I have to write another great review of Uber DC because they did another awesome thing.
Last week when we had that Wednesday downpour the city turned into a mess. You couldn't get anywhere because it rained and we all know that cars don't drive in the rain. OR... people are stupid and should have their licenses taken away because they can't drive in the rain. You pick.
I was in the Court House area and needed a ride to Cleveland Park (I can't explain why I would ever need to be in Cleveland Park, but I was there twice in one week). I opened my Uber app, hit the little "pick my butt up" button and set about dreaming of the awesome car I was going to be riding around in.

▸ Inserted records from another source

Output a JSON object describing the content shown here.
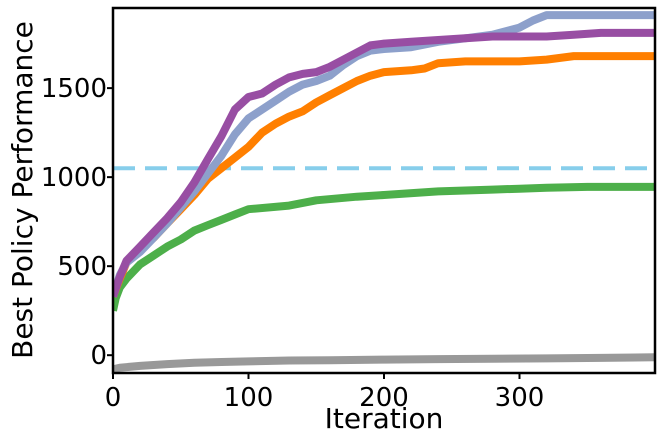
{
  "chart_data": {
    "type": "line",
    "title": "",
    "xlabel": "Iteration",
    "ylabel": "Best Policy Performance",
    "xlim": [
      0,
      400
    ],
    "ylim": [
      -100,
      1950
    ],
    "xticks": [
      0,
      100,
      200,
      300
    ],
    "yticks": [
      0,
      500,
      1000,
      1500
    ],
    "grid": false,
    "legend": "none",
    "series": [
      {
        "name": "gray",
        "color": "#999999",
        "points": [
          [
            0,
            -80
          ],
          [
            5,
            -70
          ],
          [
            20,
            -60
          ],
          [
            40,
            -50
          ],
          [
            60,
            -42
          ],
          [
            80,
            -38
          ],
          [
            100,
            -35
          ],
          [
            130,
            -30
          ],
          [
            160,
            -28
          ],
          [
            200,
            -25
          ],
          [
            240,
            -22
          ],
          [
            280,
            -20
          ],
          [
            320,
            -18
          ],
          [
            360,
            -15
          ],
          [
            400,
            -12
          ]
        ]
      },
      {
        "name": "green",
        "color": "#4daf4a",
        "points": [
          [
            0,
            250
          ],
          [
            2,
            320
          ],
          [
            5,
            380
          ],
          [
            10,
            430
          ],
          [
            15,
            470
          ],
          [
            20,
            510
          ],
          [
            30,
            560
          ],
          [
            40,
            610
          ],
          [
            50,
            650
          ],
          [
            60,
            700
          ],
          [
            70,
            730
          ],
          [
            80,
            760
          ],
          [
            90,
            790
          ],
          [
            100,
            820
          ],
          [
            130,
            840
          ],
          [
            150,
            870
          ],
          [
            180,
            890
          ],
          [
            200,
            900
          ],
          [
            240,
            920
          ],
          [
            280,
            930
          ],
          [
            300,
            935
          ],
          [
            320,
            940
          ],
          [
            350,
            945
          ],
          [
            400,
            945
          ]
        ]
      },
      {
        "name": "orange",
        "color": "#ff7f00",
        "points": [
          [
            0,
            330
          ],
          [
            5,
            430
          ],
          [
            10,
            520
          ],
          [
            20,
            600
          ],
          [
            30,
            660
          ],
          [
            40,
            740
          ],
          [
            50,
            820
          ],
          [
            60,
            900
          ],
          [
            70,
            990
          ],
          [
            80,
            1050
          ],
          [
            90,
            1110
          ],
          [
            100,
            1170
          ],
          [
            110,
            1250
          ],
          [
            120,
            1300
          ],
          [
            130,
            1340
          ],
          [
            140,
            1370
          ],
          [
            150,
            1420
          ],
          [
            160,
            1460
          ],
          [
            170,
            1500
          ],
          [
            180,
            1540
          ],
          [
            190,
            1570
          ],
          [
            200,
            1590
          ],
          [
            220,
            1600
          ],
          [
            230,
            1610
          ],
          [
            240,
            1640
          ],
          [
            260,
            1650
          ],
          [
            300,
            1650
          ],
          [
            320,
            1660
          ],
          [
            340,
            1680
          ],
          [
            400,
            1680
          ]
        ]
      },
      {
        "name": "light-blue",
        "color": "#8da0cb",
        "points": [
          [
            0,
            330
          ],
          [
            5,
            450
          ],
          [
            10,
            520
          ],
          [
            20,
            580
          ],
          [
            30,
            660
          ],
          [
            40,
            740
          ],
          [
            50,
            830
          ],
          [
            60,
            920
          ],
          [
            70,
            1020
          ],
          [
            80,
            1120
          ],
          [
            90,
            1240
          ],
          [
            100,
            1330
          ],
          [
            110,
            1380
          ],
          [
            120,
            1430
          ],
          [
            130,
            1480
          ],
          [
            140,
            1520
          ],
          [
            150,
            1540
          ],
          [
            160,
            1570
          ],
          [
            170,
            1630
          ],
          [
            180,
            1680
          ],
          [
            190,
            1710
          ],
          [
            200,
            1720
          ],
          [
            220,
            1730
          ],
          [
            240,
            1760
          ],
          [
            260,
            1780
          ],
          [
            280,
            1800
          ],
          [
            300,
            1840
          ],
          [
            310,
            1880
          ],
          [
            320,
            1910
          ],
          [
            340,
            1910
          ],
          [
            360,
            1910
          ],
          [
            400,
            1910
          ]
        ]
      },
      {
        "name": "purple",
        "color": "#984ea3",
        "points": [
          [
            0,
            330
          ],
          [
            5,
            440
          ],
          [
            10,
            530
          ],
          [
            20,
            610
          ],
          [
            30,
            690
          ],
          [
            40,
            770
          ],
          [
            50,
            860
          ],
          [
            60,
            970
          ],
          [
            70,
            1100
          ],
          [
            80,
            1230
          ],
          [
            90,
            1380
          ],
          [
            100,
            1450
          ],
          [
            110,
            1470
          ],
          [
            120,
            1520
          ],
          [
            130,
            1560
          ],
          [
            140,
            1580
          ],
          [
            150,
            1590
          ],
          [
            160,
            1620
          ],
          [
            170,
            1660
          ],
          [
            180,
            1700
          ],
          [
            190,
            1740
          ],
          [
            200,
            1750
          ],
          [
            220,
            1760
          ],
          [
            240,
            1770
          ],
          [
            260,
            1780
          ],
          [
            280,
            1790
          ],
          [
            300,
            1790
          ],
          [
            320,
            1790
          ],
          [
            340,
            1800
          ],
          [
            360,
            1810
          ],
          [
            400,
            1810
          ]
        ]
      }
    ],
    "reference_lines": [
      {
        "name": "threshold",
        "y": 1050,
        "color": "#87ceeb",
        "style": "dashed"
      }
    ]
  }
}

About three minutes after the app told me that I had a guy headed to my location and it would take about twelve minutes, I got a call. It was the driver. He was very apologetic when he told me that he turned onto some street in DC and it was the world's biggest traffic jam. He wasn't going to be able to pick up in the promised time and asked that I cancel the pickup (at no charge to me) and get another car. I obliged, but not before I asked him what he was driving. He was in a Town Car. Nice, but not the 550 I've been after for the past couple of weeks. I would have waited for the 550 and made sure to have him drive me past all my exgirlfriend's houses because that's how lame I am (don't judge, just appreciate the fact that I try).
I quickly canceled him and requested another car - started dreaming process over again.
My new driver just happened to be around the corner and ready to go. He was there even before the first driver's promised time. The car was not a 550 or a stretched Ford Super Duty (not that they have one of those for Uber DC, but it would be awesome if they did). It was another semi-stretched Town Car thingy with everything in it but a PS3 (women have no Idea what that is, but every single dude reading this does), and I'm not sure he didn't have it somewhere hidden out of sight. The car had a table, wifi, extraphone, water, mints, seventeen feet of leg room and the guy driving looked like he could probably kick Van Damme's ass. Check that - for the purposes of this story, he DID kick Van Damme's ass.
The bottom line is that Uber worked great - again. There could have been a problem, but the first driver solved it before it became one. You can't beat that service.
I also sent the email below when Alex from Uber asked why I had rated another driver so low (I didn't mean to and you'll see why). The driver's name was "Tan" because literally only Alex at Uber has a name you've heard of before.
Tan could have picked me up in disco spaceship with Jesus Christ riding shotgun and I wouldn't have noticed.
You see, I was severely over-served at a bar last night. Tan did a great job under the circumstances. I was probably not speaking a known language at the time he picked us up. I awoke in my own house with everything I began the night with still on my body, so that was awesome.
Bottom line - I don't know where to rate these guys otherwise he would have gotten 15 out of a possible 5 stars from me.
Hope this helps
Alex at Uber is awesome for playing along. However, don't just randomly email Alex with stupid questions - that would result in him having less time to answer my random, stupid questions that I send an almost hourly basis.
Remember - if you have a question on your bill, just reply to the email sent to you with your question and they'll help you out. Do not be like me and be a dick because things didn't go your way - Uber will make it right and you'll feel bad for yelling at Alex.
Uber right now and double your K-Street cred! Or Uber later and pretend I didn't write "K-Street cred" like it was something very clever I came up with.